Water starved village caught in Bt debate

Bhamb Raja rues Bt seed major Monsanto and farmers activists exploit its plight to achieve their own goals

 
By Aparna Pallavi
Published: Tuesday 20 March 2012

In early March, Bhamb Raja village of Yavatmal district shot to fame, to use a stock media phrase, for being the first village in Maharashtra to draw up a gram sabha resolution opposing Bt cotton and demanding a ban on it.

But four years ago, in a video film sponsored by biotech seed giant Monsanto, the village residents had spoken about Bt cotton in glowing terms, describing how it had changed lives and enabled people to build houses and buy gold.

When asked about their change of mind, deputy sarpanch Suresh Patrikar said Bt cotton is not their concern at all. “What we really want is water. But at no forum are we able to put this across. Everyone who comes to us has a ready-made stuff that they want to put in our mouths. And we do it with the hope that maybe it will help us get water.” At least 14 farmers from the village have comitted suicide in the past six to seven years.

Located some 20 km from Yavatmal city on a hill, Bhamb Raja has no source of surface or groundwater. It shares a traditional tank with a village some two kilometres away. But it is too small and located downhill, making it useless for irrigation purposes. Even availing drinking water becomes difficult as all our wells and borewells remain dry for most parts of the year, says Mahadeo Shendre, a village elder. “During the dry months between January and June, we have to cart drinking water from the wells and borewells of the downhill village,” says Jamunabai Gajbe.

Residents say 25 per cent of their farmland lies fallow due to lack of water; 90 per cent of the total farmland remains non-irrigated. To add insult to injury, almost all villages in the vicinity have been provided with water through micro-irrigation projects in the past decade or so, leaving Bhamb Raja water-starved, rues elderly sarpanch Gaukarnabai Karpate. “My own family has been reduced to farm labour because there is no water for irrigation.” The village’s long-standing demand for a water tank uphill from the village did receive a response of sorts some years ago when the government announced a micro-irrigation project on the Bodra Nullah to provide water to Bhamb Raja and Hivri villages, but the project has been held up due to forest clearances.
 
Then why the Bt debate?

The villagers started cultivating Bt cotton as a matter of course. “Everyone was doing it,” says Sitaram Kale, a farmer. Asked about their experience with the GM cotton, villagers said they had no opportunity to observe whether it was good or bad. The water crunch brings down the yield of every crop, they say. Kale explains: “Bt cotton increased production, but the input costs also went up. So the income remained the same.” According to the residents, the average per acre (0.4 hectare) yield of Bt and non-Bt cotton in the village is 250 and 150 kg and the input costs are proportionate. The yields of other crops—grains, pulses and soybean—are equally abysmal. With rising input costs most farmers in the village face the burden of unpaid debts, which is pushing farmers to end their lives. Take the case of Shendre. On his 3.5 ha, he grows 400 kg of jowar, 500 kg of Bt cotton, 100 kg of pigeon pea and 500 kg of soybean. He has to pay back Rs 80,000. “We are are aware that Bt cotton is input-intensive and is not suitable for non-irrigated land. But we have no alternative,” says Patrikar.

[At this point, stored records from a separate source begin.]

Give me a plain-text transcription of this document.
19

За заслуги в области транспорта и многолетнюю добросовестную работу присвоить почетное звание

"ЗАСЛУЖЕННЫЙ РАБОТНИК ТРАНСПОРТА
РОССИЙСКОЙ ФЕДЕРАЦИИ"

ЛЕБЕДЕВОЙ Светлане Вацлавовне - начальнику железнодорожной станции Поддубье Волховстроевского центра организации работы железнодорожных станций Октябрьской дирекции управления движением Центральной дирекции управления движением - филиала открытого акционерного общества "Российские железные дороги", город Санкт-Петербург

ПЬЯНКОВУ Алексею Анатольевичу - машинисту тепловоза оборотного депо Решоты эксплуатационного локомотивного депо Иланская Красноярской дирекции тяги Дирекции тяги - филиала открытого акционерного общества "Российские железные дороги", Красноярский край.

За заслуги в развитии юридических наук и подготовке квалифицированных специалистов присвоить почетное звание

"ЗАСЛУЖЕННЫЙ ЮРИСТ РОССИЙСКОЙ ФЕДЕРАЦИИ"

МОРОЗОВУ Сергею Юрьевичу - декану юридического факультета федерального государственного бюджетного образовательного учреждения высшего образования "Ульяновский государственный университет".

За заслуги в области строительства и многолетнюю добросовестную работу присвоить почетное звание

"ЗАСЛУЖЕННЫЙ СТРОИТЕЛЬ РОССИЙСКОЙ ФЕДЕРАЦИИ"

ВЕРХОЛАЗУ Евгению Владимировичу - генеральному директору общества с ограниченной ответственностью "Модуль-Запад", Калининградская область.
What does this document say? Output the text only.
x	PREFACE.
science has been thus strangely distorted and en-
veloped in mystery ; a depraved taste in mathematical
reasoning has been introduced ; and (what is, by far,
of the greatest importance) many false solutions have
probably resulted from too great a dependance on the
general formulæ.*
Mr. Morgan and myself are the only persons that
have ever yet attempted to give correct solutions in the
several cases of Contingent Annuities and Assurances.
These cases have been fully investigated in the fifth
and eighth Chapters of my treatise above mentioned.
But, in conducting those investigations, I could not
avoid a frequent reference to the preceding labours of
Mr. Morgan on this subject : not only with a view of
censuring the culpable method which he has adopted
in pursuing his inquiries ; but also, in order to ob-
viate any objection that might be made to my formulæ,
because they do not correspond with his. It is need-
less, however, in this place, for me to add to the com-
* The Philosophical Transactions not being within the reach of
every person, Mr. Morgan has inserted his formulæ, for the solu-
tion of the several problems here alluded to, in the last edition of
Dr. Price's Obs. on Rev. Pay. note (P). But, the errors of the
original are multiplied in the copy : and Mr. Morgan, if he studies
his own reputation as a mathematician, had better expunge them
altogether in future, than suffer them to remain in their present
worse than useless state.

Villagers rue the fact that seed companies and farm activists have both used their vulnerability to push their own agenda. “When the seed company representatives asked us to pay tribute to Bt cotton’s supposed benefits,” says Patrikar who was one of the interviewees in the film, “We knew it was not true at all but did what we were told to because we hoped some benefit would come of it. We do not know what the company has done with the film, but they must have used it to push their seeds.”

This time around, when the visit of the Parliamentary Committee for Agriculture to Vidarbha was announced, the village was keen to present its demands to the committee. But what transpired was something else.

“We wanted to stress our water needs but activist Gajanan Dhumale and other activists told us we must draw up a gram sabha resolution, opposing Bt seed,” says Patrikar. Residents say Dhumale, who was portrayed before the media as a poor farmer from Bhamb Raja, is neither poor nor a resident of the village but an influential Shiv Sena activist from a nearby village. “During the meeting by the Parliamentary Committee for Agriculture on March 2, the entire discussion centred around Bt cotton, while our demand was not heard at all. We had been given readymade statements on Bt cotton, and all we could do was repeat them,” says farmer Shrikant Ade.

But why has the village allowed itself to be manipulated so easily by outsiders? “We believe that educated city people who are richer, are also smarter and wiser,” says Shendre. “So when they ask us to do something we do it believing that something good will come of it. But we are now feeling cheated—both by Bt supporters and opposers.”